Il decreto Semplifica Italia indica come elemento strategico della agenda digitale lo sviluppo del sistema pubblico di connettività «anche al fine di consentire la messa a disposizione dei cittadini delle proprie posizioni debitorie nei confronti dello Stato da parte delle banche dati delle pubbliche amministrazioni». Principio importante di trasparenza e efficienza amministrativa, peccato che mentre con grande clamore si dice di dare nel segreto delle stanze si smantella quel che di quella stessa infrastruttura era già stato fatto.

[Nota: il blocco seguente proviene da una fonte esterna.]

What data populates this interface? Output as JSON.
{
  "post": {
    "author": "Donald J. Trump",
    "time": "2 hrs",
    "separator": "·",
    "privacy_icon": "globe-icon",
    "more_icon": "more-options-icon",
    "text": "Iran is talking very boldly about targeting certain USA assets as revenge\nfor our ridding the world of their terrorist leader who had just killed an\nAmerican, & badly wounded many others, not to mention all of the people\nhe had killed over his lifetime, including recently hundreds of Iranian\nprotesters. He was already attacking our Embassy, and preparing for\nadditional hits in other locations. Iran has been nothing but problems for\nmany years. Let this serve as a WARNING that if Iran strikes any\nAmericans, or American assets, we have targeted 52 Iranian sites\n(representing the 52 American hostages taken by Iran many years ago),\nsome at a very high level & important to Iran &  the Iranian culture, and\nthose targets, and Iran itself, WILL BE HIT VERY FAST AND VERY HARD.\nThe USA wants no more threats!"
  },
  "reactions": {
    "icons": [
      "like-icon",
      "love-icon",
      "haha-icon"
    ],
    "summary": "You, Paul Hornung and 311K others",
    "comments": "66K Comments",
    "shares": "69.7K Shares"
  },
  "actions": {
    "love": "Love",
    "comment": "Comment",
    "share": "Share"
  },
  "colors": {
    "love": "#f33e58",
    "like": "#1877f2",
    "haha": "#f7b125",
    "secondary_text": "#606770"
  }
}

La spending review non può essere un esercizio accademico o un taglio indiscriminato (entrambi, come noto, sia dannosi che pericolosi) ha bisogno della tracciabilità di pagamenti e fatture, di razionalizzazione delle strutture organizzative pubbliche, di mobilità del personale, di infrastrutture informatiche razionali e funzionanti, di competenze adeguate. E via elencando. Rinunciarci è da incoscienti, è lasciare la vittoria a pochi cattivi burocrati privi di fantasia che non sia quella destinata a rafforzare la (propria) poltrona.
Senza presidio, appunto, non si fa politica dell’innovazione. Regista digitale, se ci sei batti almeno un colpo!